The only thing I’ve been counting is days. Today is Day 24 of doing This Thing, which puts it in perspective a little, because after the first week it’s easy to delude myself into thinking that I’ve been doing it long enough to have completely rearranged my DNA. Uh, no. And I weigh myself again next week. I’ll tell you how it goes.
by Wendy
Can I do NaBloPoMo without actually having to call it that? What if I pretend it actually stands for Narcoleptic Bloated Post-Modernism and just write lots of coy footnotes instead of blog posts? Or, better, what if I actually just post a little more often than I have in the past couple of weeks? Okay then!
I’m sorry that my Halloween costumes are getting more obscure every year. Last year I was a VC Andrews character, to the delight of approximately six people. This year Chris and I went as Raymond and Connie Marble, which I’m sure appealed only to the four people who have seen Pink Flamingos, or at least the two people who do not deeply resent us for reminding them that they have seen Pink Flamingos. Maybe next year I will dress up as a mumbled song lyric for a band nobody has heard of. (Well, nobody except Chris.)

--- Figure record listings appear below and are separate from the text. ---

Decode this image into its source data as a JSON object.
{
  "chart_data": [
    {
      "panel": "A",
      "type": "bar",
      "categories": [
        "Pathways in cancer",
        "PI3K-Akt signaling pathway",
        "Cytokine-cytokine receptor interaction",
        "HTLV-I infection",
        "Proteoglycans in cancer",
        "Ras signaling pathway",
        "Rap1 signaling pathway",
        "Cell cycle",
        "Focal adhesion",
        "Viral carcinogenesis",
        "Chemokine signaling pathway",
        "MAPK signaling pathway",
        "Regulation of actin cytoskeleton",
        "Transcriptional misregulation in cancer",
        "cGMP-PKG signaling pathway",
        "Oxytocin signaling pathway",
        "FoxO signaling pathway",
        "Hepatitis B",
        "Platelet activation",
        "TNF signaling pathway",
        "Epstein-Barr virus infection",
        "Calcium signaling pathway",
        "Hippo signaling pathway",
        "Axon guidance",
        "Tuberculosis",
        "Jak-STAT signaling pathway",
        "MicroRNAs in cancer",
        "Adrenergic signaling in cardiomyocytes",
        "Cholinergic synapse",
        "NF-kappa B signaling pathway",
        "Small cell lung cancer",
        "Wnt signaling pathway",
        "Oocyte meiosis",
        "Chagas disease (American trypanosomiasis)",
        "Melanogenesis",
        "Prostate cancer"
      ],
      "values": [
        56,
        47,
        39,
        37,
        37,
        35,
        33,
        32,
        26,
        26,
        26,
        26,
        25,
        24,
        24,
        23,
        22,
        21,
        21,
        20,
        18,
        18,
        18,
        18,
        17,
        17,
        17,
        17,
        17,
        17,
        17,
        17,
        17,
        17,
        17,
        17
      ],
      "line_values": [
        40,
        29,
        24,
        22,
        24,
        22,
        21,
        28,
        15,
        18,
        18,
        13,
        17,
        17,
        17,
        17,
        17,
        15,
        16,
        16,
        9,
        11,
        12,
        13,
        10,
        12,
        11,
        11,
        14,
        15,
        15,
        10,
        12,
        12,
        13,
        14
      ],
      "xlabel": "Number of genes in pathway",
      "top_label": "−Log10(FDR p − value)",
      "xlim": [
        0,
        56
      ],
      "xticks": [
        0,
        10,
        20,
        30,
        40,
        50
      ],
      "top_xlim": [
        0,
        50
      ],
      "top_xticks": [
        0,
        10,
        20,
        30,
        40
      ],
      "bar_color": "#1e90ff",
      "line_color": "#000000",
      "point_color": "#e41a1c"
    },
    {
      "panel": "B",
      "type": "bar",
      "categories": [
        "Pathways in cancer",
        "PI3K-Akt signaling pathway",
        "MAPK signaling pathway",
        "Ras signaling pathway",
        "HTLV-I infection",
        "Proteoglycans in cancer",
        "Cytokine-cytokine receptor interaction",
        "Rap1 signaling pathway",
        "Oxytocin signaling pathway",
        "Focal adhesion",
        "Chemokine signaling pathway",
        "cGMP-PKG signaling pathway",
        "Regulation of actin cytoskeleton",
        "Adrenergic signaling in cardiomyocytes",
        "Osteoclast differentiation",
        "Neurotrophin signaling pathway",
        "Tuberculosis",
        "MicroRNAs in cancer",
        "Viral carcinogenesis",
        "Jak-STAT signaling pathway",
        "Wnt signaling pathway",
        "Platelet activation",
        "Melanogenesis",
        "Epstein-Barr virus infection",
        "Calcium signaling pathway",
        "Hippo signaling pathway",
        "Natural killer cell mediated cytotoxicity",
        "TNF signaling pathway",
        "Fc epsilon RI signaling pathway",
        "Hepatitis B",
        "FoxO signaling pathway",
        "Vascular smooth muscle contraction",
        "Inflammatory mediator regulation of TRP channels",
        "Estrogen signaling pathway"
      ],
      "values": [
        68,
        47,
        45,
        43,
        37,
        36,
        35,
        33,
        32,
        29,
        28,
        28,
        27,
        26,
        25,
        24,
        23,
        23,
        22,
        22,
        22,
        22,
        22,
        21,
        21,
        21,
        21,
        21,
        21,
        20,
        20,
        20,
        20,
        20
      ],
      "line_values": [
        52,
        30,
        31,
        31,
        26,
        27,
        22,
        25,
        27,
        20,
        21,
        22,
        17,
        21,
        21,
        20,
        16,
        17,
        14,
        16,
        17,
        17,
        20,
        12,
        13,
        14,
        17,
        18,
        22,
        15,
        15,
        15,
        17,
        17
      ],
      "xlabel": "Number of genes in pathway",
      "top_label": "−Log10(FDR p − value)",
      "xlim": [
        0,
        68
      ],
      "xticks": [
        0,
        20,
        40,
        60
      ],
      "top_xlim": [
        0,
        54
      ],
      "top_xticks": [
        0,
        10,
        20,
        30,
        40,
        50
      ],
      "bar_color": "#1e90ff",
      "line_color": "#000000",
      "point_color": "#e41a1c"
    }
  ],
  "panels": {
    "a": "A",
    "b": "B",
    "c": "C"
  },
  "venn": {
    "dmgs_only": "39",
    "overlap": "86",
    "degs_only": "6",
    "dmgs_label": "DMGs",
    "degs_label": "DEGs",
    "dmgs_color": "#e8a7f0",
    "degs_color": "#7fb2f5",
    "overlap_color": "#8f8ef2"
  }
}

We were thinking of going out again in costume last night, but we were waylaid by exhuastion and a surprise airing of Mommie Dearest on the Oxygen Network. Oh my God: I forgot about this freaking movie. I watched it constantly on HBO from the time I was about eleven to, I don’t know, the time my brain went soft and mushy just like the slab of rare prime rib little Christina defiantly refused to eat in that one scene REMEMBER THAT PART? REMEMBER? Ahh! And Chris had never seen it, so of course I had to usher him through the satin-upholstered luxe corridors of this fine, fine film. I hadn’t seen it for at least ten years and yet my memory is such that I can tell exactly which scenes are deleted or edited for TV broadcast and I am compelled to describe or even act out the missing dialogue. That’s right, I experience cinematic phantom limb pain for Mommie Dearest. How hideous is that?
Okay, I probably won’t post every day in November, since I have a column due soon and a trip next weekend. But I might have to tell you about how I lost seven pounds last month, and wow, that came out sounding like an informerical, didn’t it? I’ll tell you more later, hopefully not at all like an informercial and much more like the half-assed diet blog this site used to be.